– Ладно, – пробормотала она, – ладно. – И снова поддернула корсаж. – Я ведь только сказала. – И она прикрыла улыбкой свои самые дурные предчувствия и неуверенно шагнула к своей цели. К своему гостю.
Ведь нынче положено называть их гостями.
– Как вас зовут? – спросила она, неохотно повернув ключ в замке и неохотно повернувшись от двери в комнату.
– Бремер. – Удивительно, но у этого могучего рослого мужчины оказался слабенький, писклявый, совершенно девичий голос. Произнеся свое имя, он поморщился, как будто звук собственного голоса причинил ему боль. – А тебя?

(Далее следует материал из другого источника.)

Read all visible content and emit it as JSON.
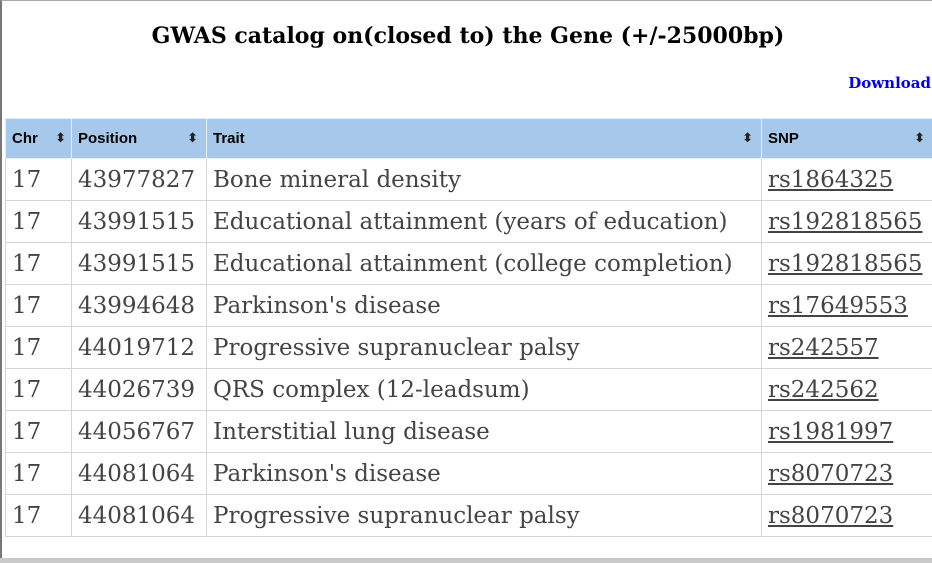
{
  "page": {
    "title": "GWAS catalog on(closed to) the Gene (+/-25000bp)",
    "download_label": "Download"
  },
  "table": {
    "columns": [
      {
        "label": "Chr",
        "sort_icon": "⬍"
      },
      {
        "label": "Position",
        "sort_icon": "⬍"
      },
      {
        "label": "Trait",
        "sort_icon": "⬍"
      },
      {
        "label": "SNP",
        "sort_icon": "⬍"
      }
    ],
    "rows": [
      {
        "chr": "17",
        "position": "43977827",
        "trait": "Bone mineral density",
        "snp": "rs1864325"
      },
      {
        "chr": "17",
        "position": "43991515",
        "trait": "Educational attainment (years of education)",
        "snp": "rs192818565"
      },
      {
        "chr": "17",
        "position": "43991515",
        "trait": "Educational attainment (college completion)",
        "snp": "rs192818565"
      },
      {
        "chr": "17",
        "position": "43994648",
        "trait": "Parkinson's disease",
        "snp": "rs17649553"
      },
      {
        "chr": "17",
        "position": "44019712",
        "trait": "Progressive supranuclear palsy",
        "snp": "rs242557"
      },
      {
        "chr": "17",
        "position": "44026739",
        "trait": "QRS complex (12-leadsum)",
        "snp": "rs242562"
      },
      {
        "chr": "17",
        "position": "44056767",
        "trait": "Interstitial lung disease",
        "snp": "rs1981997"
      },
      {
        "chr": "17",
        "position": "44081064",
        "trait": "Parkinson's disease",
        "snp": "rs8070723"
      },
      {
        "chr": "17",
        "position": "44081064",
        "trait": "Progressive supranuclear palsy",
        "snp": "rs8070723"
      }
    ]
  },
  "colors": {
    "header_bg": "#a6c9eb",
    "link": "#0000ee",
    "cell_text": "#444444"
  }
}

Она улыбнулась, села около него на кровати и погладила его кончиком пальца по подбородку. Ей не очень-то хотелось делать это и к тому же ей казалось, что и он не очень-то хочет ее, но она чувствовала, что если будет нежной, то, возможно, он тоже не будет груб. Должно же хорошее поведение хоть как-то вознаграждаться, не так ли? Она попыталась говорить так, чтобы голос звучал мягко и в нем не угадывался страх.
– Вы можете называть меня, как вам будет угодно.
После этих слов он посмотрел на нее. Глаза под маской чуть увлажнились, возможно, от эмоций, возможно, всего лишь от выпитого. И то и другое могло оказаться опасным.
– В таком случае я буду звать тебя Фин.
Онна сглотнула. Снова развилка. Нужно что-то изображать из себя, пытаться прикинуться этой самой Фин, а то и успокаивать его. Может быть, он удовлетворится, если она хорошо вздрочит его? Или хотя бы согласится, чтобы она была сверху? При мысли о том, что эта гора мускулов навалится на нее, Онну мурашки пробирали. Все равно что оказаться заживо похороненной.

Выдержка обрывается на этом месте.